« Bruno Le Maire doit défendre toutes les régions de France »
Le vice-président (PS) de la région Île-de-France estime que la France doit se battre pour maintenir une politique régionale forte qui serve les régions riches et pauvres. La défense de l’agriculture au détriment des régions est, selon lui, "un peu électoraliste".
Le vice-président (PS) de la région Île-de-France estime que la France doit se battre pour maintenir une politique régionale forte qui serve les régions riches et pauvres. La défense de l’agriculture au détriment des régions est, selon lui, « un peu électoraliste ».
Vous avez participé au forum sur l’avenir de la politique de cohésion, à Bruxelles. Que retenez-vous de cette manifestation ?
Je suis rassuré par le discours du président de la Commission, José Manuel Barroso. Il a plaidé en faveur d’une politique régionale qui bénéficie à toute les régions européennes. Pour l’Île-de-France, qui possède l’un des PIB les plus importants d’Europe, ces propos sont importants.
Dans l’ensemble, cet avis est assez partagé. Tout le monde voit bien que les collectivités locales jouent un rôle très important pour répondre à la crise économique et sociale.
En revanche, en ce qui concerne le débat budgétaire, je suis très inquiet. Dans ce domaine, la position de la France est extrêmement dangereuse pour les régions françaises.
Avez-vous l’impression que la France a choisi un camp entre la politique agricole et la politique régionale?
Bien sûr, même si elle ne le dit pas. La position française est contradictoire. On ne peut pas dire, d’un côté, que l’on veut geler les budgets, diminuer la contribution française et maintenir voire augmenter la part du budget en faveur de l’agriculture, et, d’autre part, ne pas rogner sur la politique régionale.
Si les crédits sont diminués, les aides aux régions les plus riches en pâtiront. A un an du scrutin présidentiel, la défense des agriculteurs est un peu électoraliste pour l’UMP.
Comment faire pression sur la France qui détient, avec les autres États, les clés du coffre européen?
Le fait qu’une région fasse pression amène aussi la Commission à faire des signes aux États. Malheureusement, pour l’instant, elle n’est pas entendue.
Lorsque le commissaire en charge du Développement régional, Johannes Hahn, affirme que la création d’une nouvelle catégorie de régions intermédiaires [bénéficiaire des fonds] favoriserait la France, il adresse un signe clair. Mais évidemment, il accompagne sa proposition d’une précision : le maintien de son budget.
La région Île-de-France demande-t-elle une hausse de l’aide que lui attribue la politique régionale européenne?
Je suis pour le maintien, voire l’augmentation, de l’aide qui nous est attribuée : l’enjeu urbain reste très important. Evidemment, la région est riche, mais elle compte aussi des zones de grande pauvreté. Le Fonds social européen aide des populations très fragilisées. On peut vivre en Île-de-France et être en très grande précarité.
Au début de la période 2007-2013, si l’on avait calculé l’aide accordée à l’Île-de-France sur le seul critère de population, on aurait bénéficié de 7,5 milliards d’euros. Mais comme la politique de cohésion aide davantage les régions pauvres que les régions riches, ce qui est normal, nous avons touché 700 millions d’euros.
Certaines régions françaises craignent que la politique urbaine prenne trop de place dans la politique de cohésion, au détriment des territoires. Que répondez-vous ?
Il faut trouver un équilibre pour tenir compte des spécificités de chaque région. Il est normal que chacun défende sa chapelle dans le débat.
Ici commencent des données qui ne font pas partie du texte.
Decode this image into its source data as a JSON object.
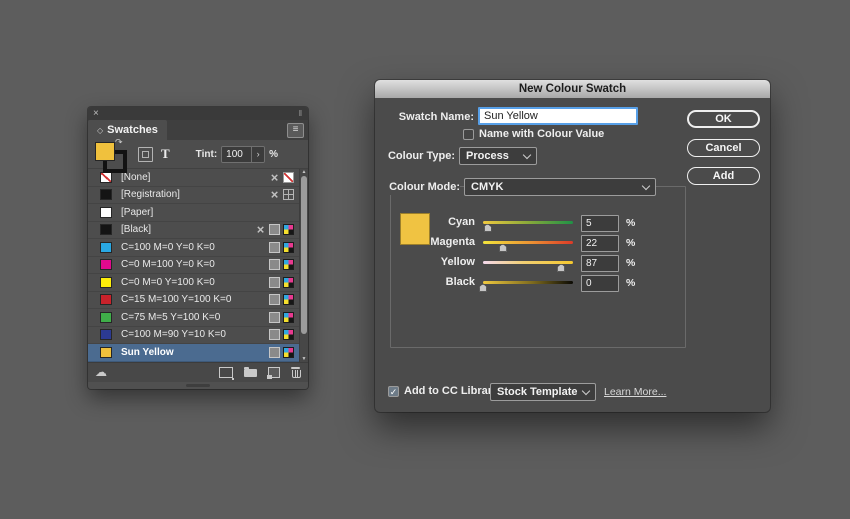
{
  "colors": {
    "desktop_bg": "#5d5d5d",
    "panel_bg": "#4d4d4d",
    "dialog_bg": "#4b4b4b",
    "selection_blue": "#4b6b90",
    "focus_ring_blue": "#58a0e8",
    "sun_yellow": "#f0c13d"
  },
  "panel": {
    "tab": "Swatches",
    "tint_label": "Tint:",
    "tint_value": "100",
    "percent": "%",
    "text_tool": "T",
    "footer_icons": [
      "cc-libraries",
      "swatch-views",
      "new-colour-group",
      "new-swatch",
      "delete-swatch"
    ],
    "swatches": [
      {
        "name": "[None]",
        "color": "none",
        "icons": [
          "no-edit",
          "none"
        ]
      },
      {
        "name": "[Registration]",
        "color": "#141414",
        "icons": [
          "no-edit",
          "registration"
        ]
      },
      {
        "name": "[Paper]",
        "color": "#ffffff",
        "icons": []
      },
      {
        "name": "[Black]",
        "color": "#141414",
        "icons": [
          "no-edit",
          "process",
          "cmyk"
        ]
      },
      {
        "name": "C=100 M=0 Y=0 K=0",
        "color": "#29a8e3",
        "icons": [
          "process",
          "cmyk"
        ]
      },
      {
        "name": "C=0 M=100 Y=0 K=0",
        "color": "#e2098d",
        "icons": [
          "process",
          "cmyk"
        ]
      },
      {
        "name": "C=0 M=0 Y=100 K=0",
        "color": "#fdee0a",
        "icons": [
          "process",
          "cmyk"
        ]
      },
      {
        "name": "C=15 M=100 Y=100 K=0",
        "color": "#c9222b",
        "icons": [
          "process",
          "cmyk"
        ]
      },
      {
        "name": "C=75 M=5 Y=100 K=0",
        "color": "#3fae49",
        "icons": [
          "process",
          "cmyk"
        ]
      },
      {
        "name": "C=100 M=90 Y=10 K=0",
        "color": "#2c3a92",
        "icons": [
          "process",
          "cmyk"
        ]
      },
      {
        "name": "Sun Yellow",
        "color": "#f0c13d",
        "icons": [
          "process",
          "cmyk"
        ],
        "selected": true
      }
    ]
  },
  "dialog": {
    "title": "New Colour Swatch",
    "fields": {
      "swatch_name_label": "Swatch Name:",
      "swatch_name_value": "Sun Yellow",
      "name_with_colour_value_label": "Name with Colour Value",
      "colour_type_label": "Colour Type:",
      "colour_type_value": "Process",
      "colour_mode_label": "Colour Mode:",
      "colour_mode_value": "CMYK"
    },
    "preview_color": "#f0c342",
    "unit": "%",
    "sliders": [
      {
        "label": "Cyan",
        "value": "5",
        "percent": 5,
        "track": [
          "#efc93f",
          "#8aa93a 50%",
          "#1f9246"
        ]
      },
      {
        "label": "Magenta",
        "value": "22",
        "percent": 22,
        "track": [
          "#f2e43c",
          "#eb8f33 55%",
          "#dc3a28"
        ]
      },
      {
        "label": "Yellow",
        "value": "87",
        "percent": 87,
        "track": [
          "#f4d9ee",
          "#f2cf73 45%",
          "#f4c82e"
        ]
      },
      {
        "label": "Black",
        "value": "0",
        "percent": 0,
        "track": [
          "#efc93f",
          "#7d6a1e 55%",
          "#0b0a04"
        ]
      }
    ],
    "buttons": [
      {
        "label": "OK",
        "default": true
      },
      {
        "label": "Cancel"
      },
      {
        "label": "Add"
      }
    ],
    "footer": {
      "add_to_cc_label": "Add to CC Library:",
      "cc_library_value": "Stock Templates",
      "learn_more": "Learn More..."
    }
  }
}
Même si la région Île-de-France a des zones rurales, et une agricutlure développée dans certains départements, une très grande partie de notre territoire est urbain. C’est là que se concentrent les inégalités. On ne peut pas laisser ces quartiers à l’abandon. Où alors nous continueront à avoir des émeutes et de la misère.
Si nous disposions d’un budget qui n’était pas gelé, à travers une fiscalité européenne propre, peut-être ne serait-on pas contraint de se partager la misère. S’il y a moins d’argent à l’entrée, il y en aura moins à la sortie.
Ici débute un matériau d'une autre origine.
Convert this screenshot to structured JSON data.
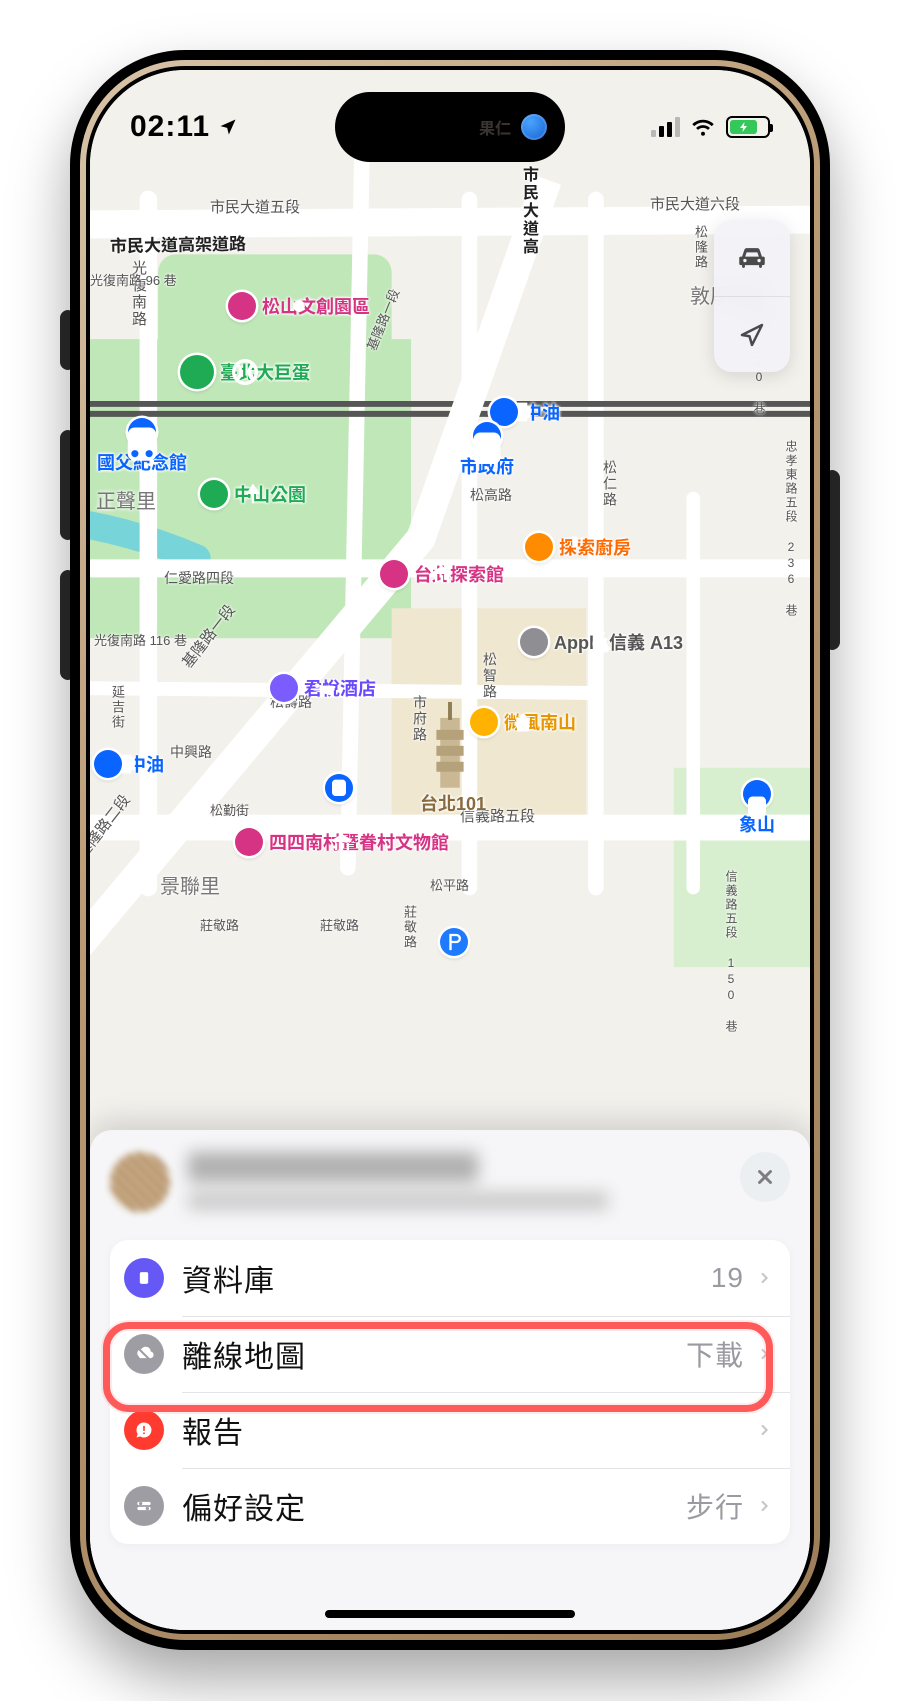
{
  "status": {
    "time": "02:11"
  },
  "island": {
    "label": "果仁"
  },
  "map": {
    "districts": {
      "dunhou": "敦厚里",
      "zhengsheng": "正聲里",
      "jinglian": "景聯里"
    },
    "roads": {
      "shimin_elevated": "市民大道高架道路",
      "shimin5": "市民大道五段",
      "shimin6": "市民大道六段",
      "shimin_hwy": "市民大道高",
      "guangfu_nan": "光復南路",
      "guangfu_96": "光復南路 96 巷",
      "guangfu_116": "光復南路 116 巷",
      "renai": "仁愛路四段",
      "yanji": "延吉街",
      "songgao": "松高路",
      "songren": "松仁路",
      "zhuangjing": "莊敬路",
      "songzhi": "松智路",
      "songshou": "松壽路",
      "shifu": "市府路",
      "xinyi5": "信義路五段",
      "songqin": "松勤街",
      "songping": "松平路",
      "songlong": "松隆路",
      "zhongxing": "中興路",
      "songde120": "松德路 120 巷",
      "xinyi5_150": "信義路五段 150 巷",
      "zhongxiao_e5_236": "忠孝東路五段 236 巷"
    },
    "pois": {
      "songshan": "松山文創園區",
      "arena": "臺北大巨蛋",
      "sunyatsen": "國父紀念館",
      "cpc": "中油",
      "cityhall": "市政府",
      "zhongshanpark": "中山公園",
      "discovery": "台北探索館",
      "discoverykitchen": "探索廚房",
      "apple": "Apple 信義 A13",
      "grandhyatt": "君悅酒店",
      "breeze": "微風南山",
      "taipei101": "台北101",
      "elephant": "象山",
      "sisinan": "四四南村暨眷村文物館",
      "zhongyou": "中油"
    }
  },
  "sheet": {
    "rows": {
      "library": {
        "label": "資料庫",
        "value": "19"
      },
      "offline": {
        "label": "離線地圖",
        "value": "下載"
      },
      "reports": {
        "label": "報告",
        "value": ""
      },
      "prefs": {
        "label": "偏好設定",
        "value": "步行"
      }
    }
  }
}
Soutenez-vous l’action, initiée par sept régions françaises, pour défendre la catégorie intermédiaire imaginée par la Commission?
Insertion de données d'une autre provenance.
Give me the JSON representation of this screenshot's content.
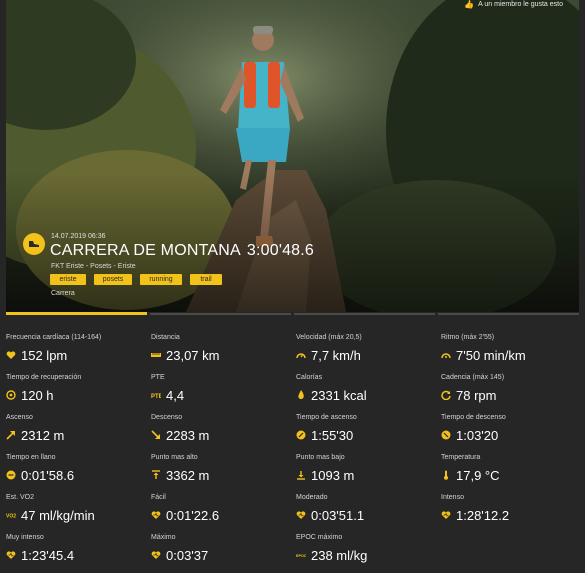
{
  "header": {
    "likes_text": "A un miembro le gusta esto"
  },
  "activity": {
    "date": "14.07.2019 06:36",
    "title": "CARRERA DE MONTANA",
    "duration": "3:00'48.6",
    "location": "FKT Eriste - Posets - Eriste",
    "tags": [
      "eriste",
      "posets",
      "running",
      "trail"
    ],
    "sport": "Carrera"
  },
  "colors": {
    "accent": "#f2c21a",
    "background": "#262626",
    "text": "#ffffff"
  },
  "stats": [
    {
      "label": "Frecuencia cardíaca  (114-164)",
      "value": "152 lpm",
      "icon": "heart-icon"
    },
    {
      "label": "Distancia",
      "value": "23,07 km",
      "icon": "ruler-icon"
    },
    {
      "label": "Velocidad  (máx  20,5)",
      "value": "7,7 km/h",
      "icon": "speedometer-icon"
    },
    {
      "label": "Ritmo  (máx  2'55)",
      "value": "7'50 min/km",
      "icon": "pace-icon"
    },
    {
      "label": "Tiempo de recuperación",
      "value": "120 h",
      "icon": "recovery-icon"
    },
    {
      "label": "PTE",
      "value": "4,4",
      "icon": "pte-icon"
    },
    {
      "label": "Calorías",
      "value": "2331 kcal",
      "icon": "flame-icon"
    },
    {
      "label": "Cadencia  (máx  145)",
      "value": "78 rpm",
      "icon": "cadence-icon"
    },
    {
      "label": "Ascenso",
      "value": "2312 m",
      "icon": "ascent-arrow-icon"
    },
    {
      "label": "Descenso",
      "value": "2283 m",
      "icon": "descent-arrow-icon"
    },
    {
      "label": "Tiempo de ascenso",
      "value": "1:55'30",
      "icon": "ascent-time-icon"
    },
    {
      "label": "Tiempo de descenso",
      "value": "1:03'20",
      "icon": "descent-time-icon"
    },
    {
      "label": "Tiempo en llano",
      "value": "0:01'58.6",
      "icon": "flat-time-icon"
    },
    {
      "label": "Punto mas alto",
      "value": "3362 m",
      "icon": "highest-point-icon"
    },
    {
      "label": "Punto mas bajo",
      "value": "1093 m",
      "icon": "lowest-point-icon"
    },
    {
      "label": "Temperatura",
      "value": "17,9 °C",
      "icon": "thermometer-icon"
    },
    {
      "label": "Est. VO2",
      "value": "47 ml/kg/min",
      "icon": "vo2-icon"
    },
    {
      "label": "Fácil",
      "value": "0:01'22.6",
      "icon": "heart-easy-icon"
    },
    {
      "label": "Moderado",
      "value": "0:03'51.1",
      "icon": "heart-moderate-icon"
    },
    {
      "label": "Intenso",
      "value": "1:28'12.2",
      "icon": "heart-intense-icon"
    },
    {
      "label": "Muy intenso",
      "value": "1:23'45.4",
      "icon": "heart-very-intense-icon"
    },
    {
      "label": "Máximo",
      "value": "0:03'37",
      "icon": "heart-max-icon"
    },
    {
      "label": "EPOC máximo",
      "value": "238 ml/kg",
      "icon": "epoc-icon"
    }
  ]
}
Nous soutenons évidemment cette démarche. Il est légitime de tenir compte de ces régions avec un PIB intermédiaire.
Quel message souhaitez-vous faire passer à Bruno Le Maire ?
L’agriculture est importante, mais il ne faut pas qu’il oublie qu’il est ministre de l’Aménagement du territoire. Il doit défendre toutes les régions de France, les plus pauvres comme les plus riches.
Il faut continuer à se battre dans les prochains mois pour faire évoluer la position de la France.